Перепугавшись не на шутку, муж мой решил отказаться от дела, о чем, по правде сказать, я не очень-то сокрушалась, понимая, что если он не передаст его в другие руки по своей воле, он будет к тому вынужден обстоятельствами, иначе говоря, обанкротится. К тому же я хотела, чтобы он избавился от пивоварни, покуда у него оставалась еще какая-то доля капитала, и меня не раздели до нитки и не выгнали на улицу с детьми — а надо сказать, что к этому времени супруг мой подарил мне целых пять душ — единственное дело, к какому пригодны дураки!
Итак, когда ему удалось сбыть кому-то свою пивоварню, я почувствовала великое облегчение. После того, как он выплатил все свои долги до единого, для чего ему пришлось выложить изрядную сумму, он остался при двух или трех тысячах фунтов. Нам пришлось расстаться также и с нашим домом подле пивоварни, и мы переехали в ***, небольшое селение, отстоящее примерно на две мили от городской черты. Принимая в соображение все эти обстоятельства, я почитала за счастье, что нам удалось так легко отделаться, и, обладай мой красавец хоть крупицей здравого смысла, я бы и до сей поры не знала, что такое нужда.

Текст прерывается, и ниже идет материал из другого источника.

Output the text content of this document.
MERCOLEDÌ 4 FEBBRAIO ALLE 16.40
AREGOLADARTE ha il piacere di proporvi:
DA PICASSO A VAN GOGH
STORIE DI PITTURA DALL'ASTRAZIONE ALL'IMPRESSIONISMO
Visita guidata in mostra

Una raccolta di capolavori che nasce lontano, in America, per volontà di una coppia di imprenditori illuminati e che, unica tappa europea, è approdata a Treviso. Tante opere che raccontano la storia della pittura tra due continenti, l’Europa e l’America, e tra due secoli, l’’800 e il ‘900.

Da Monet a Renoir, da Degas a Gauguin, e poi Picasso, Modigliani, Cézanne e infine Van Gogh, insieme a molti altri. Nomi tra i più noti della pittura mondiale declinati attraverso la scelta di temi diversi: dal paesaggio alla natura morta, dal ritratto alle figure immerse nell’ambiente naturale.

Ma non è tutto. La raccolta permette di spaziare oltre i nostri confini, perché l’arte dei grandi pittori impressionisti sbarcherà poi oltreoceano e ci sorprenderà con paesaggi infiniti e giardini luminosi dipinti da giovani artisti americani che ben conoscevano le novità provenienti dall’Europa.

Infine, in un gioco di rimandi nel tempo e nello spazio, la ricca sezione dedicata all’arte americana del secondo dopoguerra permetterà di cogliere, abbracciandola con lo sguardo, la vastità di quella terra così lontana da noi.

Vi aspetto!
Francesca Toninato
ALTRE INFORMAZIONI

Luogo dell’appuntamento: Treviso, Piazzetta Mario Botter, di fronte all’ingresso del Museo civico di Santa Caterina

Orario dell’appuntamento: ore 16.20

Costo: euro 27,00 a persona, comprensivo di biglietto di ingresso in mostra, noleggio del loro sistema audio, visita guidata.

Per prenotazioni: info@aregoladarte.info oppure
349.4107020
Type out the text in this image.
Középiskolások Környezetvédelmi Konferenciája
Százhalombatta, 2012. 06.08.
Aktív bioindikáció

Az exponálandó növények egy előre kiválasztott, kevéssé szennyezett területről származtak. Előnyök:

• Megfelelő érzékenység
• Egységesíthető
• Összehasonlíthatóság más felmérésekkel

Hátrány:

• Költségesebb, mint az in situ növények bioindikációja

На оставшийся капитал или на часть его я предлагала купить дом: для такой покупки я была готова присоединить свои деньги, в ту пору еще нетронутые; кстати сказать, если бы муж послушал тогда моего совета, я бы вероятно, и вообще-то их не лишилась, и мы могли бы жить безбедно — во всяком случае до конца его жизни. Но дурак на то и дурак, что не слушает разумных советов; не послушал и он моего и, не ударяя пальцем о палец, продолжал свое беспечное житье: по-прежнему держал множество слуг и лошадей и каждый день выезжал на охоту. Деньги меж тем таяли с часу на час, и перед моими глазами явственно встала картина нашего окончательного разорения, предотвратить которое я не имела способа.
Сколько я ни уговаривала мужа, сколько ни умоляла его перемениться — все напрасно. Я говорила ему, как быстро убывают наши деньги, в каком жалком положении мы окажемся, когда они кончатся совсем, но на него мои слова не производили никакого впечатления; словно одержимый, он продолжал свое, не обращая внимания на мои слезы и сетования и ни на грош не сокращая издержек на свои наряды, выезды, лакеев и лошадей, и так до самого конца, пока в один прекрасный день не обнаружил, что все его состояние равняется ста фунтам.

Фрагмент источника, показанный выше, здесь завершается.